Turning classrooms into laboratories of democracy

Saturday, January 12, 2002

As students walk across the stage at graduation this spring, many Americans seem to believe that they get handed the First Amendment along with their high school diploma.

Think about it.

In far too many school districts, students spend 12 years in a highly undemocratic system that largely ignores student voices, stifles student press, denies student religious-liberty rights and provides little or no opportunity for civic engagement in the community.

Then suddenly on graduation day these same students are supposed to become active citizens who know how democracy works, understand the responsibilities that come with freedom and care deeply about upholding (and expanding) the American experiment in liberty and justice.

But nobody becomes a free and responsible citizen overnight or through osmosis. Democratic freedom takes practice.

Sure, every school teaches something about how government works and, if there’s time, a little about the First Amendment. But the rights and obligations of citizenship can’t be taught from a book; they must be lived and applied in daily life.

Consider an analogy. Would we teach kids how to “do chemistry” by putting them in a room with lots of chemicals and then hope for the best? Of course not. We provide science laboratories with planned experiments that teach students how to use chemicals responsibly.

Just so, exercising fundamental rights with responsibility takes practice. That’s why we need schools to be America’s laboratories for democratic freedom. Wasn’t that why we created a public school system in the first place?

Now here’s the good news. On May 7, the First Amendment Schools project — a new school reform initiative — announced the selection of the first 11 schools that will become models of how to teach and live the principles of freedom and democracy embodied in the First Amendment.

Sponsored by the Association for Supervision and Curriculum Development (ASCD), the nation’s premier educational leadership organization, and the First Amendment Center, this initiative calls for all schools to re-affirm “educating for freedom and responsibility” as a core mission of education.

What will these “laboratories for democratic freedom” look like?

  • All members of the school community will have substantial opportunities to practice democracy.
  • Students will learn how to exercise their inalienable rights with civic responsibility.

    Parents, students, educators and community members will work together to promote a shared vision of democracy and freedom.

  • Civic education will be translated into civic engagement through service-learning and civic problem-solving.
  • The first 11 project schools are located in seven states and the District of Columbia. They include a mix of urban and rural schools, big and small, on all grade levels. Eight are public, two are public charter and one is an independent school. (A description of each school may be found at www.firstamendmentschools.org.)

    Most of these schools are already doing many innovative things to model First Amendment principles (as are many other schools throughout the nation). The resources they receive from the First Amendment Schools initiative over the next three years will help them to expand their vision of democratic freedom — and to become models for all other schools.
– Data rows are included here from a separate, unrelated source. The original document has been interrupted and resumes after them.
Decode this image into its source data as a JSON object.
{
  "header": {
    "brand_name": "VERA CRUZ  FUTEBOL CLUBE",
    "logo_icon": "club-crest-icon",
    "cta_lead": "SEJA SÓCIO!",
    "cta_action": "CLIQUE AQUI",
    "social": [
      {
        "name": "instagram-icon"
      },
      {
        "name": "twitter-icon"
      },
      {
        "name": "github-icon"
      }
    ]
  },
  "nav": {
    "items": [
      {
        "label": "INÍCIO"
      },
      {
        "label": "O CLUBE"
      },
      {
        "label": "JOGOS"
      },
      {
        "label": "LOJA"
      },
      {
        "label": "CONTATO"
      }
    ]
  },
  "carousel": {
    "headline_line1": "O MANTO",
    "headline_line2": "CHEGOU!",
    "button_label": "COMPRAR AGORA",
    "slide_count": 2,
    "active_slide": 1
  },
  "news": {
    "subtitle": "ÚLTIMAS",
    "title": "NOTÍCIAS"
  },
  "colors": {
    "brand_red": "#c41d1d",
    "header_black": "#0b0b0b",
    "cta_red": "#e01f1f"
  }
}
    In one of the selected schools, Federal Hocking High School in rural Ohio, students sit on all of the school committees, including the site-based governance team, and participate along with parents and staff in hiring and other major decisions.

    In another project school — Center City, a charter middle school in Salt Lake City — students helped shape the guiding principles of the school through writing a student constitution. Each week students and staff discuss and resolve school-wide issues at a “town meeting.” Students serve on the school’s advisory committee with parents and staff, and exercise their constitutional rights in many ways including peer mediation, student court and the school newspaper.

    Three of the 11 schools represent the elementary grades. One of them, Fairview Elementary in Modesto, Calif., involves students, parents and staff in making decisions about the school community. A student-run radio station gives students daily opportunities to express their views and discuss issues. The school sponsors yearly institutes and regular workshops for parents to promote meaningful parental involvement in the life of the school.

    For students in all of these schools, “democracy” will be more than an abstract idea in a civics textbook. Democracy will be a living experience.

    And “freedom” won’t be defined as “license.” Freedom will be linked with the civic skills and virtues needed to uphold individual rights while also serving the common good.

    What could be more important to the future of our nation than preparing young citizens to exercise their freedom with responsibility?

    “I often wonder,” wrote Judge Learned Hand, “whether we do not rest our hopes too much on constitutions, upon laws, and upon courts. These are false hopes. Liberty lies in the hearts of men and women; when it dies there, no constitution, no law, no court can save it. No constitution, no law, no court can even do much to help it.”

    Can we renew the democratic mission of America’s schools? We must.